算術書は、数字の数え方と四則演算までなので、教本さえあればいい。
出来るようになった奴に段々と教える側に引き込んだ。
活版印刷があれば、もっと簡単かも知れないが、この国の文化を著しく変えてしまうかも知れないので、余り突っ込まないことにした。
応用編として、契約書の読み方、書き方、公的文書の解釈を月二回領主の事務官を呼んで無料で教えて貰うことにした。
無料に出来たのは、文書を通達しても解る者が少ないため、皆が知るのに大変時間が掛かる。
大変困っていたそうで、喜んで協力してくれた。
紙と鉛筆は、収支がプラスの時補充することにした。
炊き出しを中心に門前町のビジネスプランを実行した。
今回のビジネスプランの重要な点は、永久機関の様に回り続ける事。
途中のトラブルが解決できる。
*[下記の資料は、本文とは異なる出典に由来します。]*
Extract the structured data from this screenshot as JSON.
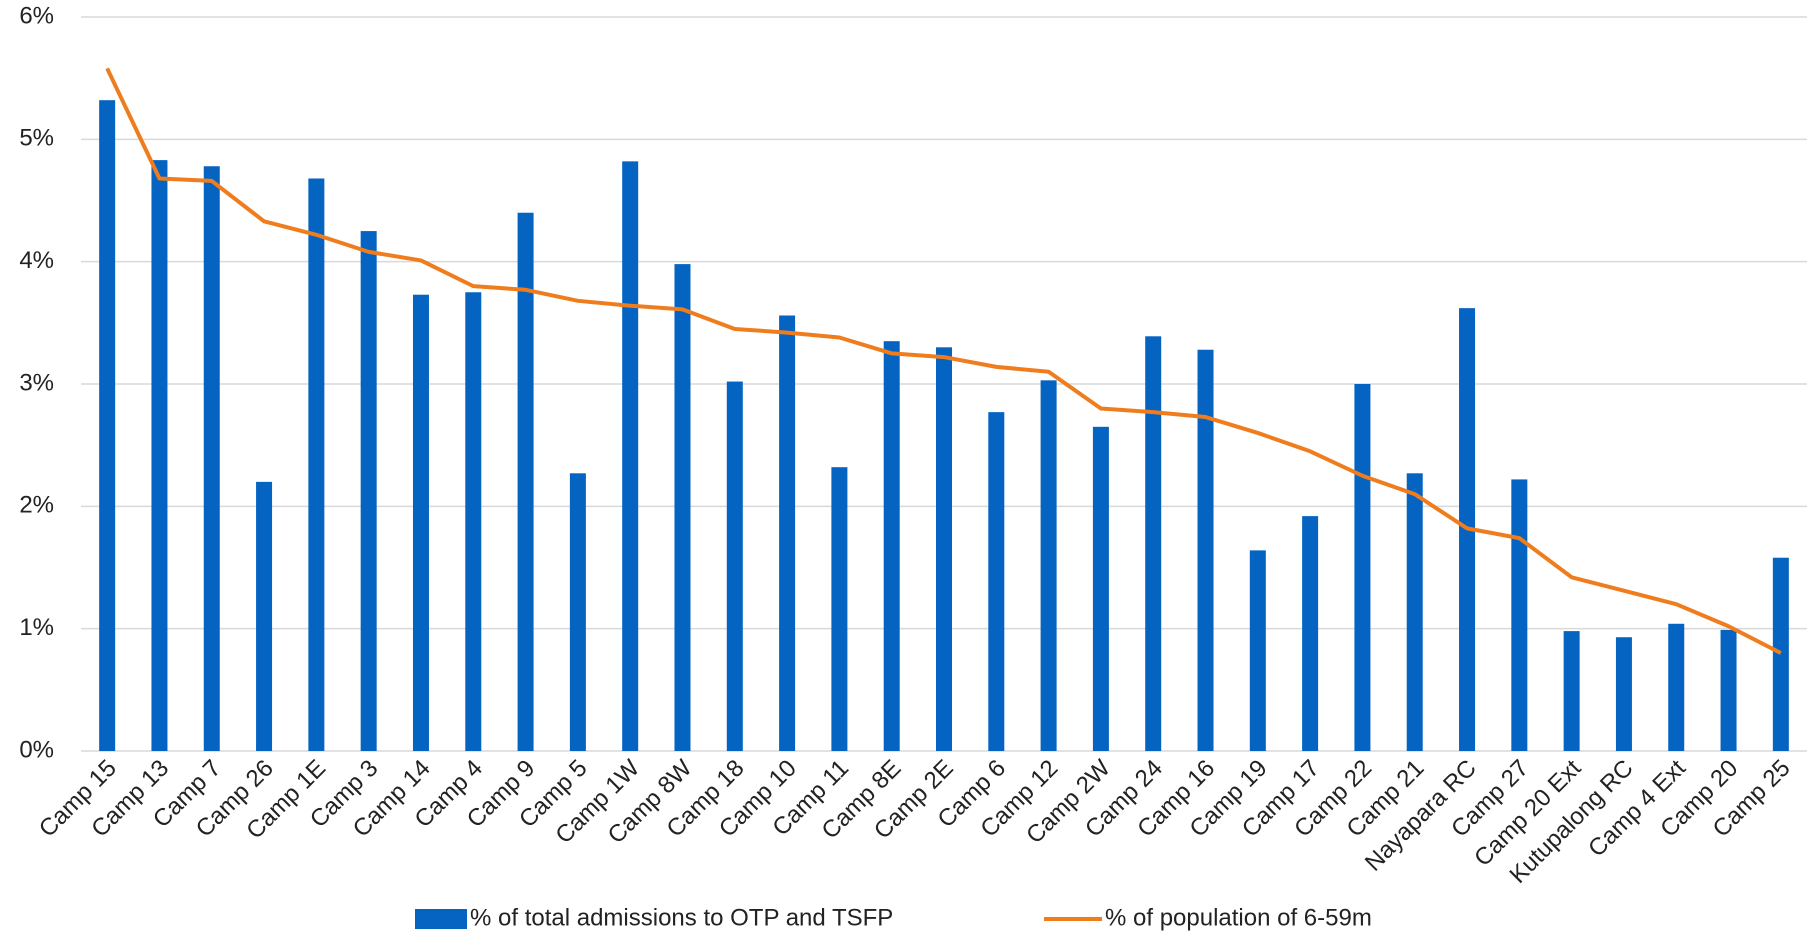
{
  "chart_data": {
    "type": "bar-line",
    "categories": [
      "Camp 15",
      "Camp 13",
      "Camp 7",
      "Camp 26",
      "Camp 1E",
      "Camp 3",
      "Camp 14",
      "Camp 4",
      "Camp 9",
      "Camp 5",
      "Camp 1W",
      "Camp 8W",
      "Camp 18",
      "Camp 10",
      "Camp 11",
      "Camp 8E",
      "Camp 2E",
      "Camp 6",
      "Camp 12",
      "Camp 2W",
      "Camp 24",
      "Camp 16",
      "Camp 19",
      "Camp 17",
      "Camp 22",
      "Camp 21",
      "Nayapara RC",
      "Camp 27",
      "Camp 20 Ext",
      "Kutupalong RC",
      "Camp 4 Ext",
      "Camp 20",
      "Camp 25"
    ],
    "series": [
      {
        "name": "% of total admissions to OTP and TSFP",
        "type": "bar",
        "color": "#0563c1",
        "values": [
          5.32,
          4.83,
          4.78,
          2.2,
          4.68,
          4.25,
          3.73,
          3.75,
          4.4,
          2.27,
          4.82,
          3.98,
          3.02,
          3.56,
          2.32,
          3.35,
          3.3,
          2.77,
          3.03,
          2.65,
          3.39,
          3.28,
          1.64,
          1.92,
          3.0,
          2.27,
          3.62,
          2.22,
          0.98,
          0.93,
          1.04,
          0.99,
          1.58
        ]
      },
      {
        "name": "% of population of 6-59m",
        "type": "line",
        "color": "#ef7d1e",
        "values": [
          5.58,
          4.68,
          4.66,
          4.33,
          4.22,
          4.08,
          4.01,
          3.8,
          3.77,
          3.68,
          3.64,
          3.61,
          3.45,
          3.42,
          3.38,
          3.25,
          3.22,
          3.14,
          3.1,
          2.8,
          2.77,
          2.73,
          2.6,
          2.45,
          2.25,
          2.1,
          1.82,
          1.74,
          1.42,
          1.31,
          1.2,
          1.02,
          0.8
        ]
      }
    ],
    "ylim": [
      0,
      6
    ],
    "yticks": [
      {
        "value": 0,
        "label": "0%"
      },
      {
        "value": 1,
        "label": "1%"
      },
      {
        "value": 2,
        "label": "2%"
      },
      {
        "value": 3,
        "label": "3%"
      },
      {
        "value": 4,
        "label": "4%"
      },
      {
        "value": 5,
        "label": "5%"
      },
      {
        "value": 6,
        "label": "6%"
      }
    ],
    "grid": true,
    "legend": "bottom"
  }
}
又は、少々停止しても修復出来て元のサイクルに戻る事が重要なポイントである。
もう一つは、参加するメリットにある。
美味しい食事以外に、教育や娯楽が増える事で楽しみの場の提供だろう。
まあ、アッパーパラダイムに乗るかは分からないが、良い未来を期待しよう。
懸念点としては、暴漢・乱入などの取り締まりを衛兵隊にお願いしている。
衛兵側も街の治安部隊がいる。逆に民衆が集まるので、治安維持にこちらから協力している。今の所は良好な関係にあるが、領主の考え方次第では、あまり信用できない。
まあ、これで取り敢えずは、これ以上の支出は抑えらているので、これで良しとしよう。
あ、台本はこれからも増やすよ。50作は作りたいな。